Ces images n’expliquent rien. Elles rassurent, elles décorent, elles brossent dans le sens du poil de l’algorithme. C’est de la pédagogie bas de gamme, comme une affiche de sensibilisation punaisée dans un couloir de lycée.
Le problème, c’est qu’elles ont été tellement utilisées qu’elles ne disent plus rien du tout. Une ampoule, aujourd’hui, ne symbolise plus l’intelligence… elle symbolise PowerPoint, Gamma à la rigueur. Et pourtant, les IA génératives les ressassent en boucle, parce que ces symboles sont simples, clairs… et surtout disponibles par millions dans leurs jeux de données (les fameux datasets).

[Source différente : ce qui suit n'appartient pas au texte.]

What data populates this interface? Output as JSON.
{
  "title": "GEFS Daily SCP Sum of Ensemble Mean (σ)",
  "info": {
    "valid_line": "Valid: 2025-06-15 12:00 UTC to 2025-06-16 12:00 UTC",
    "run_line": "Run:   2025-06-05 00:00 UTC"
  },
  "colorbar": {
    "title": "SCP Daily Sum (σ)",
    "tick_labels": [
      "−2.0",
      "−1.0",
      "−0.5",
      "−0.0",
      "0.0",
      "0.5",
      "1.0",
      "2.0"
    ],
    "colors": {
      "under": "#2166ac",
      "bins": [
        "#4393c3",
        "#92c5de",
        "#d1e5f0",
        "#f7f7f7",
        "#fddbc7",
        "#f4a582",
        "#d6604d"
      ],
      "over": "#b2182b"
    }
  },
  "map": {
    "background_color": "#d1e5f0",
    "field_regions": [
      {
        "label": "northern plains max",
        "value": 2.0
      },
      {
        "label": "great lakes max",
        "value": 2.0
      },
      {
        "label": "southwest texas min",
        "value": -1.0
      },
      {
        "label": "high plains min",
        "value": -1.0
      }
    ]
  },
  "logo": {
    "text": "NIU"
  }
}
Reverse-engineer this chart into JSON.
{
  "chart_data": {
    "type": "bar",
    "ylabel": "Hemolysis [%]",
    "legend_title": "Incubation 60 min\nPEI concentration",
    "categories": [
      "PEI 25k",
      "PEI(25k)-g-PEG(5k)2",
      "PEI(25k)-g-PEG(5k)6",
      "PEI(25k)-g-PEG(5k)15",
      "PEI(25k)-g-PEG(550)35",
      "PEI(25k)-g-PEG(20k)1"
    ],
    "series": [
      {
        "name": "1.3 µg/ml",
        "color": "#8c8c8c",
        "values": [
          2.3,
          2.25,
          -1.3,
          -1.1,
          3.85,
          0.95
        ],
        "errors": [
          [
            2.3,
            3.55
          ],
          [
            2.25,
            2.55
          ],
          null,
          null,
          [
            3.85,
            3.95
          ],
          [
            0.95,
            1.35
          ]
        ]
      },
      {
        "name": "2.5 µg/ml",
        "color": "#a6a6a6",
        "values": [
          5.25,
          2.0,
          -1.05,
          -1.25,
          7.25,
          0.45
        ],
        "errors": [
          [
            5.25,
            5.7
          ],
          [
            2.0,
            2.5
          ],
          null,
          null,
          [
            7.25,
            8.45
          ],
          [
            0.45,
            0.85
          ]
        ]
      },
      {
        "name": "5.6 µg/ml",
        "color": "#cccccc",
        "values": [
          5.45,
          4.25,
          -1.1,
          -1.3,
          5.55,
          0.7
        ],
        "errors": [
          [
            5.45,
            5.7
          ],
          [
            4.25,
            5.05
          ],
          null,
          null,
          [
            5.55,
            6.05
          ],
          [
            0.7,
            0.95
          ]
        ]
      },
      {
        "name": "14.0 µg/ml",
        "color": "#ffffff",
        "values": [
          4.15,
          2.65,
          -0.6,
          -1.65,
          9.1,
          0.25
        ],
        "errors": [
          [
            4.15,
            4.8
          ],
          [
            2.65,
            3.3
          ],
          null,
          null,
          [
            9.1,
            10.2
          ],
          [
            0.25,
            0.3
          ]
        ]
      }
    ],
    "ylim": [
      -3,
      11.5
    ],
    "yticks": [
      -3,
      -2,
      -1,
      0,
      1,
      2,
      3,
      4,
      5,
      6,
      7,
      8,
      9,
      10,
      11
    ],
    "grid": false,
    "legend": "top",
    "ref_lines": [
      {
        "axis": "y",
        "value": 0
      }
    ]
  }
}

Une imagination sous perfusion et le complot de la facilité
Ce qu’on appelle ici le biais métaphorique paresseux, c’est cette tendance des IA (et de leurs utilisateurs complices) à préférer le déjà-compris au potentiellement signifiant. Un raccourci, certes pratique, mais qui finit par effacer toute altérité visuelle.
À force de simplifier, on nivelle. À force de lisser, on stérilise. Et à force de tout vouloir illustrer comme un manuel scolaire, on fabrique un monde visuel sans surprise, sans risque, sans grain.
Soyons clairs : ce n’est pas (seulement) la faute des IA. C’est aussi celle de celles et ceux qui les utilisent comme des photocopieuses créatives. Mais si, souvenez-vous l’épisode des Starter Packs et des images à la façon de Ghibli… Parce qu’il faut livrer vite. Parce que le client « veut que ça match tout de suite ». Parce qu’un robot qui tient une ampoule, ça valide mieux dans un comité stratégique qu’un poisson rouge habillé en juge.
Mais ce que l’on voit se profiler, c’est un pacte tacite entre l’algorithme et le confort : « Tu me donnes ce que je connais, je l’habille proprement, et tout le monde est content. » Sauf l’idée. Elle, elle crève doucement. Frank Tapiro (fils de Pub) disait des slogans publicitaires qu’ils étaient morts avec la Covid… Et il ne connaissait pas encore l’IA…
Et maintenant que l’on a dit tout cela, que fait-on ? Sortir de cette ornière demande une chose toute simple : refuser l’image facile. Refuser l’évidence, refuser l’icône scolaire, refuser la fusée en plastique. C’est poser des contraintes, forcer l’outil à dérailler un peu, tordre le cou au prompt trop propre.
Car ce que l’on perd avec ces métaphores mortes, ce n’est pas seulement la beauté de l’image. C’est la possibilité même de penser autrement. Et ça, franchement, ce n’est pas un détail graphique.